You can’t go more than a few days or so without seeing news on the internet about a cybersecurity breach. And often times when you actually read the story you discover that the breach occurred with a vendor or third-party for the company that is impacted.
While there are many other risks that your company needs to be concerned with, there is nothing more important than ensuring you have established the necessary controls to be aware of and actively manage the risk associated with third-party vendors that you are linking systems and sharing protected customer data. Given the significance of this, here are 3 tips to improve your third-party cybersecurity program.
#1 – Assess and Update Your Third-Party (Vendor Management) Policy
With all of the rapid changes to the threats coming from the cyber landscape, it is a useful exercise to conduct an annual or bi-annual assessment of your third-party (vendor management) policy. You should review your risk assessment, due diligence, contracting, onboarding, ongoing oversight and offboarding policies ensuring your policy aligns with your Information Security Plan and all cybersecurity regulations you must adhere to.
By reviewing and updating your policies you will be better prepared to ensure compliance and mitigate these risks across the entire life-cycle of working with your third parties.
#2 – Streamline and Improve Your Due-Diligence Process
One of the important things you can work on is to implement a risk-based due diligence process. This means that you are risk rating or risk tiering all of your third parties and creating due diligence questionnaires and procedures based on each of your risk tiers. In other words, “One size doesn’t fit all.
Of course, you want to make sure your due diligence process aligns with your updated policy, regulations and your companies current risk appetite. We are beginning to recommend to all of our clients that they seriously consider adding a cyber risk monitoring tool like Cyber GRX, Risk Recon, Security Scorecard or Bitsight to augment your point in time due diligence with ongoing monitoring and alerts. This ensures you are taking a comprehensive and proactive approach to your third-party cyber security risk management.

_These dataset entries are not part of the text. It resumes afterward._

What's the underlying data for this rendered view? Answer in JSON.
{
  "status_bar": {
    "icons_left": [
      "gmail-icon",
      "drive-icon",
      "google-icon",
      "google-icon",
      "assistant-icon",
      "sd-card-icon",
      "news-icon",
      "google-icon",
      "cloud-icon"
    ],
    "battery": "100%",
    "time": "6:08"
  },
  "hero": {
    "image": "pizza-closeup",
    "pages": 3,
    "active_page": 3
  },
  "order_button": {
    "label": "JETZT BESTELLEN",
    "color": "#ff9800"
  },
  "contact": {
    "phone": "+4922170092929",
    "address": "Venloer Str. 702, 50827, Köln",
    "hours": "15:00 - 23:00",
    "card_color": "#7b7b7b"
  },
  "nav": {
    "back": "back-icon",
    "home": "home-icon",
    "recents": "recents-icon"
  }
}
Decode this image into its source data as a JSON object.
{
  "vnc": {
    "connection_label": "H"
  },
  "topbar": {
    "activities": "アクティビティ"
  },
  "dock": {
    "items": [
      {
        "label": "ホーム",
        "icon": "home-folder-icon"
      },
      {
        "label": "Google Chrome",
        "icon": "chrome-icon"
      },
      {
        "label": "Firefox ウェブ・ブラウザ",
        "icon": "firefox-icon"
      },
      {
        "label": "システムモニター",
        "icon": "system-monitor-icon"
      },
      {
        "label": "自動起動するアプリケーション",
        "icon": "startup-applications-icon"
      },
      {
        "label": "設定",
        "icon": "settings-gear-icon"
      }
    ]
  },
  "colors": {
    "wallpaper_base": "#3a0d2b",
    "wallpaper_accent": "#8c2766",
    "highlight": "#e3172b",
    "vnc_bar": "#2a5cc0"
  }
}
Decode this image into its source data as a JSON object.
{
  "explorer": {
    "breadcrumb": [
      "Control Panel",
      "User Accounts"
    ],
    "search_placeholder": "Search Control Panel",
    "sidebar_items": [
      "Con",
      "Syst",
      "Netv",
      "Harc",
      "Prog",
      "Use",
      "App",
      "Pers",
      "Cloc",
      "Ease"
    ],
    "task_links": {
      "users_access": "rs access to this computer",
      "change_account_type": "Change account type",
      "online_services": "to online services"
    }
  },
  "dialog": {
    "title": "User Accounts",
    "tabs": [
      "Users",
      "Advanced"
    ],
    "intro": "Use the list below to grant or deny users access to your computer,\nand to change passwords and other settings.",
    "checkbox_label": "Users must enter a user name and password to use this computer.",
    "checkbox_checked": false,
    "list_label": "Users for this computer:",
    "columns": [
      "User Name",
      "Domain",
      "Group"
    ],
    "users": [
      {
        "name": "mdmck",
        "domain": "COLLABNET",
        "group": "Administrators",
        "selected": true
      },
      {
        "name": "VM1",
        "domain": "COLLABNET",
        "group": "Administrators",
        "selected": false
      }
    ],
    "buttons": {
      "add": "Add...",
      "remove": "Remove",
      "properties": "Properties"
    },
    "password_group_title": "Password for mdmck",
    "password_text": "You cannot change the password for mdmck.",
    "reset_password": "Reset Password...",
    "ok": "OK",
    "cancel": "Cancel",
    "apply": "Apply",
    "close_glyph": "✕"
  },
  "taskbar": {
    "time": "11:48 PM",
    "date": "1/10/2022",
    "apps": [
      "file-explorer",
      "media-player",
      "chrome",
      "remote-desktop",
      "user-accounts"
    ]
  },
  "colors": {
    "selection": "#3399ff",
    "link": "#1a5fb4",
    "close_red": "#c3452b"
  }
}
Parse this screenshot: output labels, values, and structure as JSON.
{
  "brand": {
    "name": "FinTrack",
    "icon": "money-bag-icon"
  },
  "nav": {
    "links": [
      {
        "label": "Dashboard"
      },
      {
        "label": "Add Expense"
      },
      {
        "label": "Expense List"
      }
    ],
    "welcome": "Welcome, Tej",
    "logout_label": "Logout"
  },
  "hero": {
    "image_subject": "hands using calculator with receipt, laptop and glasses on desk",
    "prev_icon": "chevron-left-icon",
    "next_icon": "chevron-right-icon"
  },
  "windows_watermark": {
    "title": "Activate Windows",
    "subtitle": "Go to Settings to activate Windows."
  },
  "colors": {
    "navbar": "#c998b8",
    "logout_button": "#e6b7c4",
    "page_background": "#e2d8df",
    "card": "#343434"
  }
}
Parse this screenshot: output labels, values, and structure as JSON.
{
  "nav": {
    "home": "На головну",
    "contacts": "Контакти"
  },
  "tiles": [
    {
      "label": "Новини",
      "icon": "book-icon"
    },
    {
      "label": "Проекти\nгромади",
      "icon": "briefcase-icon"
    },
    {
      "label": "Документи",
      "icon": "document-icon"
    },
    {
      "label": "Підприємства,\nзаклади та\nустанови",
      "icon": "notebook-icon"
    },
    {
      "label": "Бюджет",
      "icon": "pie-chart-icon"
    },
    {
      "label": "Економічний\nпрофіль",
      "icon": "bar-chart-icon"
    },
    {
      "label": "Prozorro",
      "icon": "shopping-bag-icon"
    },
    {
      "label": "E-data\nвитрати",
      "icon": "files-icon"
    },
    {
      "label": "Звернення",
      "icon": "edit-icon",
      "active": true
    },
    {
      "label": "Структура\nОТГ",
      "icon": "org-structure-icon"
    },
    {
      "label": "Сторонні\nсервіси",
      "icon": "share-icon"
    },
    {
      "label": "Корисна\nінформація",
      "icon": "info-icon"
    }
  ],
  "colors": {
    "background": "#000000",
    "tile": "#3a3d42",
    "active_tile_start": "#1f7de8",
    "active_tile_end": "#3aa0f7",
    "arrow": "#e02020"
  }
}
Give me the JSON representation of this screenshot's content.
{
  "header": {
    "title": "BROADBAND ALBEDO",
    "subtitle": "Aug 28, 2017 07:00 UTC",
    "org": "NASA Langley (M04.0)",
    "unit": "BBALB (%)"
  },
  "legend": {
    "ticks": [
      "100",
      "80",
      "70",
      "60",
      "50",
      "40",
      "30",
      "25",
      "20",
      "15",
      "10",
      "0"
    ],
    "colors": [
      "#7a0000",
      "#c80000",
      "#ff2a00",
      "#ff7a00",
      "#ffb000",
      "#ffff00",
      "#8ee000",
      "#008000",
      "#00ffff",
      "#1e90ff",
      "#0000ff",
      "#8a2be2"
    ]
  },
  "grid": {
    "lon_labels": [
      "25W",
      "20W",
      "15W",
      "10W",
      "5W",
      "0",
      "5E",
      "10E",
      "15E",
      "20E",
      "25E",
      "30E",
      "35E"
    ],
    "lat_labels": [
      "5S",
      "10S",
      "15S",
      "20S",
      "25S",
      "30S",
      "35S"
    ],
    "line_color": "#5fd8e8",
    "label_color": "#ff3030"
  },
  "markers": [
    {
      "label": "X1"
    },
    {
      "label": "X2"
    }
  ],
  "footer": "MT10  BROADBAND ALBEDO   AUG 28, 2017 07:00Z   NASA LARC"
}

#3 – Review and Update Your Contracts with Your Vendors and Third Parties
The last tip is to ensure you have your information security and legal stakeholders review and provide any updated language to your contracts that align with your Information Security Plan, regulations and risk appetite. It is a necessity to have clarity around protecting data and requirements in the event there is a breach.
It is also important to outline your requirements for offboarding your third parties to ensure there is legally binding agreement for how you handle data and system access upon termination of a contracted relationship.
Conclusions
By taking a common sense and risk-based approach to addressing your third-party cybersecurity risk management, you will help your vendors/third parties meet your requirements and mitigate this risk throughout every stage of the lifecycle of managing these very important relationships. It is critically important to have this fully addressed in your policies and ensure you have the appropriate controls and contract protections in place to mitigate this risk.
You can no longer do this on an ad hoc basis as this is definitely an area that will only pose more threats to your company in the future. Don’t fall prey to a “It won’t happen to us” mindset. Prepare, protect and hopefully prevent but in the event a breach does occur ensure your company and your third parties have the response mechanisms in place to minimize the negative impacts to your company, your customers and all of your stakeholders.